- Born: November 21, 1859 Hoboken, New Jersey, U.S.
- Died: December 4, 1932 (aged 73) Hoboken, New Jersey, U.S.
- Occupations: Social reformer, welfare worker
- Spouses: Archibald Alexander ​ ​(m. 1879; div. 1895)​; H. Otto Wittpenn ​(m. 1915)​;
- Children: Archibald Stevens Alexander
- Relatives: See Stevens Family

= Caroline Bayard Stevens Wittpenn =

American social reformer (1859–1932)

Caroline Bayard Stevens Wittpenn (November 21, 1859 – December 4, 1932) was a social reformer and welfare worker from Hoboken, New Jersey. She directed several welfare organizations in New Jersey in the early twentieth century, and she worked within the state's government to promote welfare-related causes. She also campaigned to establish Clinton Farms Reformatory, the first dedicated women's prison in New Jersey, and led its board of managers for nearly twenty years.

==Early life==
Wittpenn was born at Castle Point, her family's Hoboken estate, on November 21, 1859. At the time, the Stevens family was influential in New Jersey business and politics; her grandfather John Stevens invented an early steam locomotive design and served as New Jersey's state treasurer, and her father and uncles managed the Camden & Amboy Railroad. She received a private education, which included spending time at the Bonchurch school on the Isle of Wight in England. She married Archibald Alexander, a philosophy professor at Columbia University, in 1879, and had a son, Archibald Stevens Alexander, with him the following year. The couple divorced in 1895.

==Career==
After her divorce, Wittpenn became a probation officer working with female offenders in the Hudson County court system. Her work with impoverished women and girls inspired her to pursue welfare reform, and she began movements to overhaul the State Charities Aid Association and provide better living conditions for children in almshouses. Much of her early work involved New Jersey's criminal justice system, as she campaigned to create a juvenile court system and a separate state prison for women. Her work led to the creation of Clinton Farms Reformatory in 1913, and she served as the president of its board of managers until her death.

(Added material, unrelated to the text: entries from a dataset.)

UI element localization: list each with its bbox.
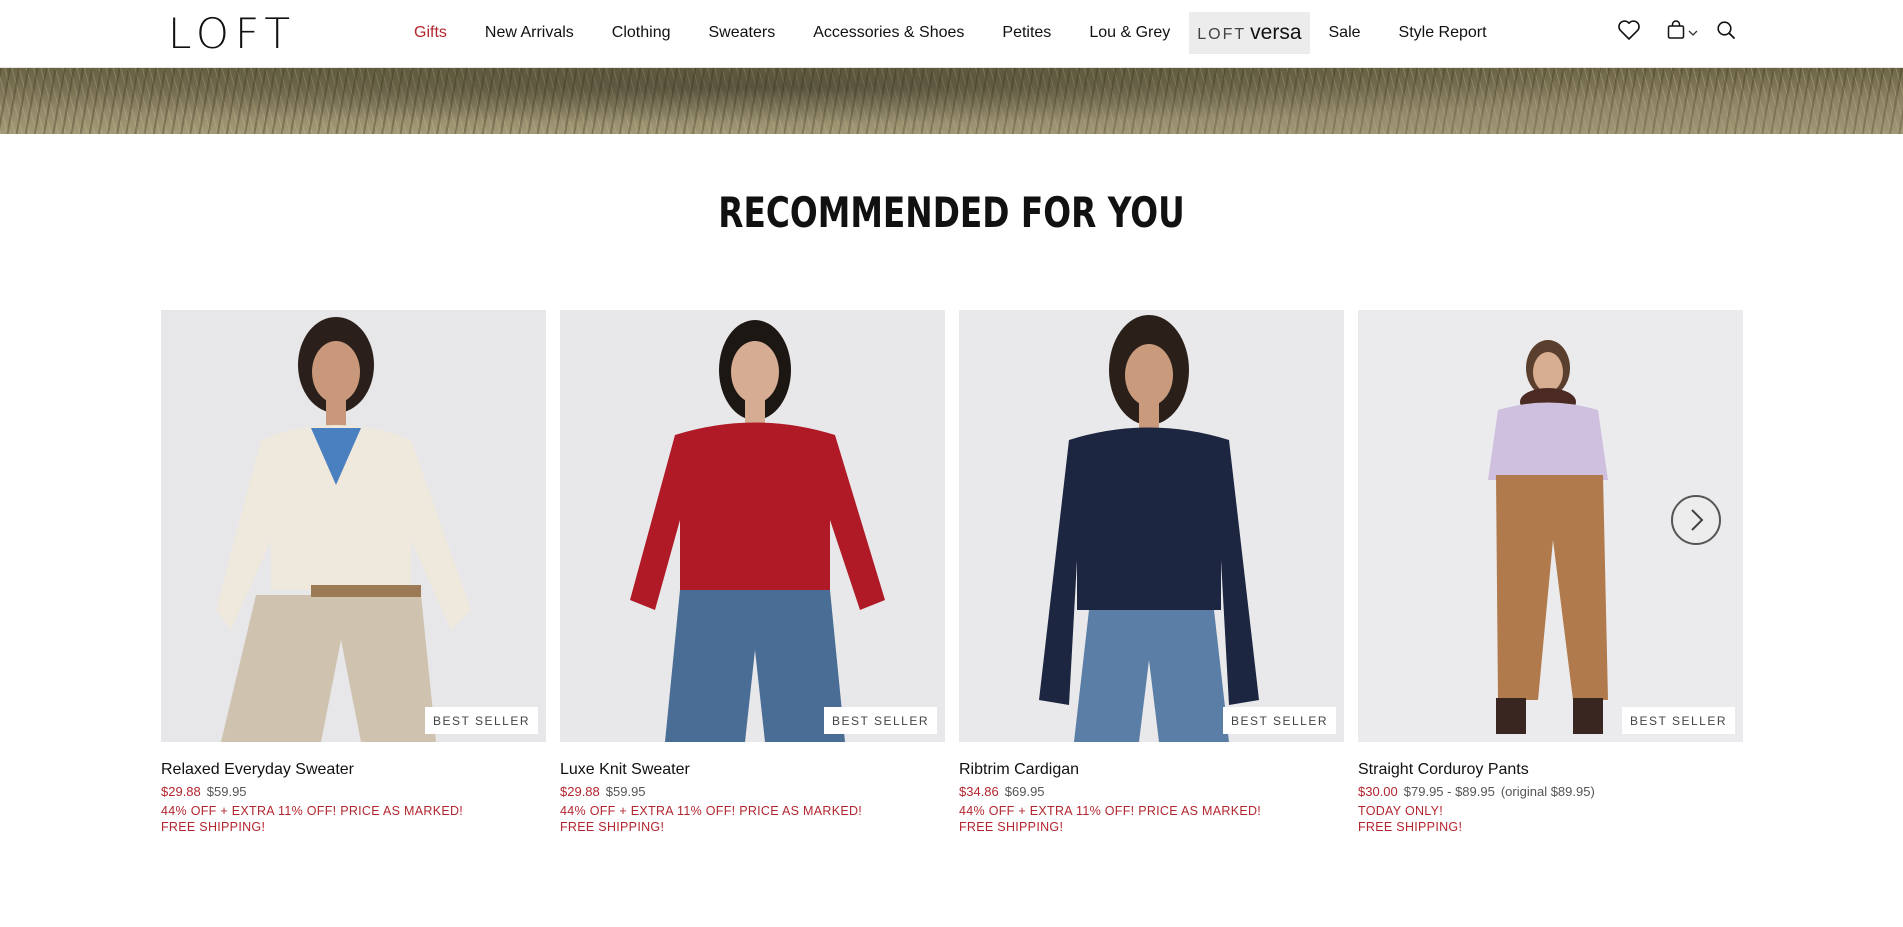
shipping-text: FREE SHIPPING! bbox=[560, 820, 665, 834]
nav-item-lou-grey[interactable]: Lou & Grey bbox=[1070, 12, 1189, 54]
product-card[interactable]: BEST SELLER Luxe Knit Sweater $29.88 $59.… bbox=[560, 310, 945, 834]
best-seller-badge: BEST SELLER bbox=[425, 707, 538, 734]
product-name[interactable]: Ribtrim Cardigan bbox=[959, 761, 1344, 779]
original-price: $59.95 bbox=[206, 784, 247, 799]
model-photo bbox=[959, 310, 1344, 742]
product-image[interactable]: BEST SELLER bbox=[560, 310, 945, 742]
promo-text: 44% OFF + EXTRA 11% OFF! PRICE AS MARKED… bbox=[161, 804, 464, 818]
original-price-note: (original $89.95) bbox=[1500, 784, 1595, 799]
original-price: $69.95 bbox=[1004, 784, 1045, 799]
sale-price: $34.86 bbox=[959, 784, 999, 799]
nav-item-new-arrivals[interactable]: New Arrivals bbox=[466, 12, 593, 54]
product-card[interactable]: BEST SELLER Ribtrim Cardigan $34.86 $69.9… bbox=[959, 310, 1344, 834]
nav-item-loft-versa[interactable]: LOFT versa bbox=[1189, 12, 1310, 54]
product-name[interactable]: Relaxed Everyday Sweater bbox=[161, 761, 546, 779]
chevron-down-icon[interactable] bbox=[1688, 24, 1698, 42]
model-photo bbox=[161, 310, 546, 742]
nav-item-gifts[interactable]: Gifts bbox=[395, 12, 466, 54]
header-icons bbox=[1617, 19, 1736, 46]
original-price: $79.95 - $89.95 bbox=[1403, 784, 1495, 799]
chevron-right-icon bbox=[1691, 509, 1704, 531]
versa-label-loft: LOFT bbox=[1197, 26, 1247, 43]
bag-icon[interactable] bbox=[1666, 20, 1686, 45]
best-seller-badge: BEST SELLER bbox=[1223, 707, 1336, 734]
original-price: $59.95 bbox=[605, 784, 646, 799]
nav-item-style-report[interactable]: Style Report bbox=[1380, 12, 1506, 54]
nav-item-clothing[interactable]: Clothing bbox=[593, 12, 690, 54]
section-title: RECOMMENDED FOR YOU bbox=[718, 188, 1185, 237]
product-prices: $30.00 $79.95 - $89.95 (original $89.95) bbox=[1358, 784, 1743, 799]
sale-price: $29.88 bbox=[560, 784, 600, 799]
sale-price: $30.00 bbox=[1358, 784, 1398, 799]
versa-label-versa: versa bbox=[1250, 21, 1302, 44]
product-prices: $29.88 $59.95 bbox=[560, 784, 945, 799]
nav-item-sweaters[interactable]: Sweaters bbox=[690, 12, 795, 54]
product-name[interactable]: Straight Corduroy Pants bbox=[1358, 761, 1743, 779]
nav-item-accessories-shoes[interactable]: Accessories & Shoes bbox=[794, 12, 983, 54]
promo-text: 44% OFF + EXTRA 11% OFF! PRICE AS MARKED… bbox=[560, 804, 863, 818]
promo-text: TODAY ONLY! bbox=[1358, 804, 1444, 818]
best-seller-badge: BEST SELLER bbox=[1622, 707, 1735, 734]
shipping-text: FREE SHIPPING! bbox=[959, 820, 1064, 834]
shipping-text: FREE SHIPPING! bbox=[1358, 820, 1463, 834]
product-prices: $29.88 $59.95 bbox=[161, 784, 546, 799]
carousel-next-button[interactable] bbox=[1671, 495, 1721, 545]
search-icon[interactable] bbox=[1716, 20, 1736, 45]
nav-item-petites[interactable]: Petites bbox=[983, 12, 1070, 54]
product-prices: $34.86 $69.95 bbox=[959, 784, 1344, 799]
site-header: LOFT Gifts New Arrivals Clothing Sweater… bbox=[0, 0, 1903, 68]
product-card[interactable]: BEST SELLER Straight Corduroy Pants $30.… bbox=[1358, 310, 1743, 834]
product-image[interactable]: BEST SELLER bbox=[161, 310, 546, 742]
model-photo bbox=[560, 310, 945, 742]
product-name[interactable]: Luxe Knit Sweater bbox=[560, 761, 945, 779]
product-image[interactable]: BEST SELLER bbox=[959, 310, 1344, 742]
shipping-text: FREE SHIPPING! bbox=[161, 820, 266, 834]
product-card[interactable]: BEST SELLER Relaxed Everyday Sweater $29… bbox=[161, 310, 546, 834]
sale-price: $29.88 bbox=[161, 784, 201, 799]
promo-text: 44% OFF + EXTRA 11% OFF! PRICE AS MARKED… bbox=[959, 804, 1262, 818]
main-nav: Gifts New Arrivals Clothing Sweaters Acc… bbox=[395, 12, 1506, 54]
nav-item-sale[interactable]: Sale bbox=[1310, 12, 1380, 54]
best-seller-badge: BEST SELLER bbox=[824, 707, 937, 734]
hero-banner-image[interactable] bbox=[0, 67, 1903, 134]
loft-logo[interactable]: LOFT bbox=[168, 12, 296, 56]
heart-icon[interactable] bbox=[1617, 19, 1641, 46]
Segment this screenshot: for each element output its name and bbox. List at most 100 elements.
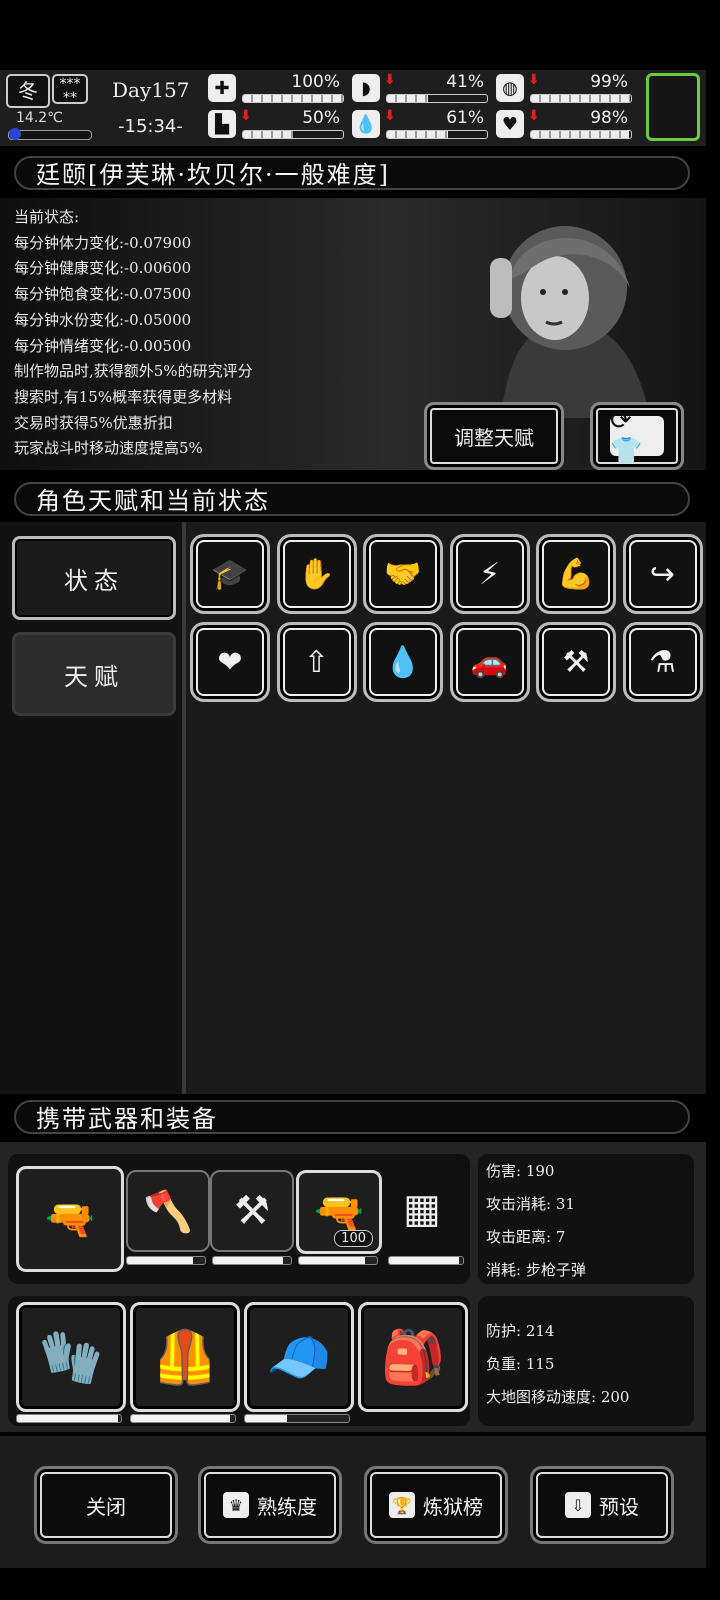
- close-button[interactable]: 关闭: [34, 1466, 178, 1544]
- health-bar: [242, 94, 344, 103]
- drop-up-icon: 💧: [384, 644, 422, 680]
- season-label: 冬: [18, 79, 38, 103]
- weapon-stat-line: 攻击消耗: 31: [486, 1195, 575, 1213]
- decrease-arrow-icon: ⬇: [384, 108, 396, 124]
- armor-stat-line: 大地图移动速度: 200: [486, 1388, 630, 1406]
- minigun-slot[interactable]: 🔫: [16, 1166, 124, 1272]
- armor-durability-bar: [130, 1414, 236, 1423]
- stomach-icon[interactable]: ◗: [352, 74, 380, 102]
- talent-stomach-up[interactable]: ⇧: [276, 622, 357, 702]
- heart-up-icon: ❤: [217, 644, 243, 680]
- stamina-bar: [242, 130, 344, 139]
- weapon-durability-bar: [126, 1256, 206, 1265]
- trophy-banner-icon: 🏆: [389, 1492, 415, 1518]
- device-slot[interactable]: ▦: [388, 1170, 456, 1248]
- talent-heart-up[interactable]: ❤: [190, 622, 270, 702]
- temperature-readout: 14.2℃: [16, 110, 63, 126]
- character-panel: 当前状态: 每分钟体力变化:-0.07900 每分钟健康变化:-0.00600 每分钟…: [0, 198, 706, 470]
- talents-title: 角色天赋和当前状态: [14, 482, 690, 516]
- status-line: 搜索时,有15%概率获得更多材料: [14, 387, 233, 406]
- ammo-count: 100: [334, 1230, 373, 1247]
- proficiency-button[interactable]: ♛ 熟练度: [198, 1466, 342, 1544]
- talent-graduation-cap[interactable]: 🎓: [190, 534, 270, 614]
- talent-drop-up[interactable]: 💧: [363, 622, 443, 702]
- weapon-durability-bar: [212, 1256, 292, 1265]
- mood-bar: [530, 130, 632, 139]
- talent-sprint[interactable]: ⚡: [449, 534, 530, 614]
- equipment-title: 携带武器和装备: [14, 1100, 690, 1134]
- thirst-value: 61%: [446, 108, 484, 128]
- health-value: 100%: [291, 72, 340, 92]
- axe-icon: 🪓: [143, 1188, 193, 1235]
- outfit-swap-icon: ⟳👕: [610, 406, 664, 466]
- talent-car[interactable]: 🚗: [449, 622, 530, 702]
- status-line: 当前状态:: [14, 208, 80, 226]
- close-label: 关闭: [86, 1494, 126, 1519]
- talent-muscle[interactable]: 💪: [536, 534, 616, 614]
- medkit-icon[interactable]: ✚: [208, 74, 236, 102]
- hunger-value: 41%: [446, 72, 484, 92]
- vest-slot[interactable]: 🦺: [130, 1302, 240, 1412]
- tab-status[interactable]: 状态: [12, 536, 176, 620]
- water-drop-icon[interactable]: 💧: [352, 110, 380, 138]
- backpack-slot[interactable]: 🎒: [358, 1302, 468, 1412]
- outfit-swap-button[interactable]: ⟳👕: [590, 402, 684, 470]
- device-icon: ▦: [403, 1186, 441, 1232]
- crossed-axes-icon: ⚒: [562, 644, 590, 680]
- armor-durability-bar: [16, 1414, 122, 1423]
- sprint-icon: ⚡: [478, 556, 501, 592]
- sanity-bar: [530, 94, 632, 103]
- day-counter: Day157: [112, 78, 190, 102]
- preset-label: 预设: [599, 1494, 639, 1519]
- quick-slot-button[interactable]: [646, 73, 700, 141]
- weapon-stat-line: 消耗: 步枪子弹: [486, 1261, 586, 1279]
- weapon-durability-bar: [298, 1256, 378, 1265]
- armor-durability-bar: [244, 1414, 350, 1423]
- decrease-arrow-icon: ⬇: [528, 108, 540, 124]
- thirst-bar: [386, 130, 488, 139]
- mood-value: 98%: [590, 108, 628, 128]
- hud-bar: 冬 *** ** 14.2℃ Day157 -15:34- ✚ 100% ◗ ⬇ 41% ◍…: [0, 70, 706, 146]
- pill-icon[interactable]: ◍: [496, 74, 524, 102]
- weapon-stat-line: 攻击距离: 7: [486, 1228, 566, 1246]
- talent-flask[interactable]: ⚗: [622, 622, 703, 702]
- status-line: 每分钟情绪变化:-0.00500: [14, 336, 192, 355]
- gauntlets-slot[interactable]: 🧤: [16, 1302, 126, 1412]
- muscle-icon: 💪: [557, 556, 595, 592]
- gather-hand-icon: ✋: [297, 556, 336, 592]
- axe-slot[interactable]: 🪓: [126, 1170, 210, 1252]
- shovel-icon: ⚒: [234, 1188, 270, 1234]
- character-portrait: [440, 218, 680, 418]
- proficiency-icon: ♛: [223, 1492, 249, 1518]
- status-line: 每分钟健康变化:-0.00600: [14, 259, 192, 278]
- graduation-cap-icon: 🎓: [211, 556, 249, 592]
- ranking-button[interactable]: 🏆 炼狱榜: [364, 1466, 508, 1544]
- heart-icon[interactable]: ♥: [496, 110, 524, 138]
- thermometer-bar: [8, 128, 92, 140]
- talent-gather-hand[interactable]: ✋: [276, 534, 357, 614]
- tab-status-label: 状态: [64, 566, 124, 595]
- shovel-slot[interactable]: ⚒: [210, 1170, 294, 1252]
- status-line: 制作物品时,获得额外5%的研究评分: [14, 362, 253, 381]
- status-line: 每分钟体力变化:-0.07900: [14, 233, 192, 252]
- talent-trade-hook[interactable]: ↪: [622, 534, 703, 614]
- talent-crossed-axes[interactable]: ⚒: [536, 622, 616, 702]
- backpack-icon: 🎒: [380, 1327, 446, 1388]
- adjust-talent-label: 调整天赋: [454, 425, 534, 450]
- rifle-slot[interactable]: 🔫 100: [296, 1170, 382, 1254]
- weapon-stat-line: 伤害: 190: [486, 1162, 555, 1180]
- hat-icon: 🧢: [266, 1327, 332, 1388]
- status-line: 每分钟饱食变化:-0.07500: [14, 285, 192, 304]
- stamina-value: 50%: [302, 108, 340, 128]
- weapon-durability-bar: [388, 1256, 464, 1265]
- tab-talent[interactable]: 天赋: [12, 632, 176, 716]
- rifle-icon: 🔫: [314, 1189, 364, 1236]
- adjust-talent-button[interactable]: 调整天赋: [424, 402, 564, 470]
- trade-hook-icon: ↪: [649, 556, 676, 592]
- decrease-arrow-icon: ⬇: [528, 72, 540, 88]
- boot-icon[interactable]: ▙: [208, 110, 236, 138]
- preset-button[interactable]: ⇩ 预设: [530, 1466, 674, 1544]
- hat-slot[interactable]: 🧢: [244, 1302, 354, 1412]
- talent-handshake[interactable]: 🤝: [363, 534, 443, 614]
- stomach-up-icon: ⇧: [303, 644, 330, 680]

Her son Archibald was a member of the New Jersey Assembly in the 1900s, and both Archibald and Caroline became close to Woodrow Wilson. Caroline advised Wilson on welfare issues during his two-year term as New Jersey governor, and she became the first woman from New Jersey on the Democratic National Committee after he was elected president.

Wittpenn led and served on several welfare organizations in New Jersey during her later career. She became a board member of the New Jersey Department of Institutions and Agencies, which was responsible for many of the state's welfare programs, in 1918, and remained on the board for most of her lifetime. She also served as president of the state Board of Children's Guardians and of the New Jersey Conference of Social Welfare. In 1929, Herbert Hoover appointed her to serve on the International Prison Commission.

==Personal life==
Wittpenn married H. Otto Wittpenn, the mayor of Jersey City and a Democratic candidate for governor, on January 6, 1915. In keeping with her Episcopal faith and common practices of the time, she waited for her bishop to presume her first husband dead before remarrying. The two remained married until her husband's death in 1931. Caroline died of pneumonia on December 4 of the following year at Castle Point.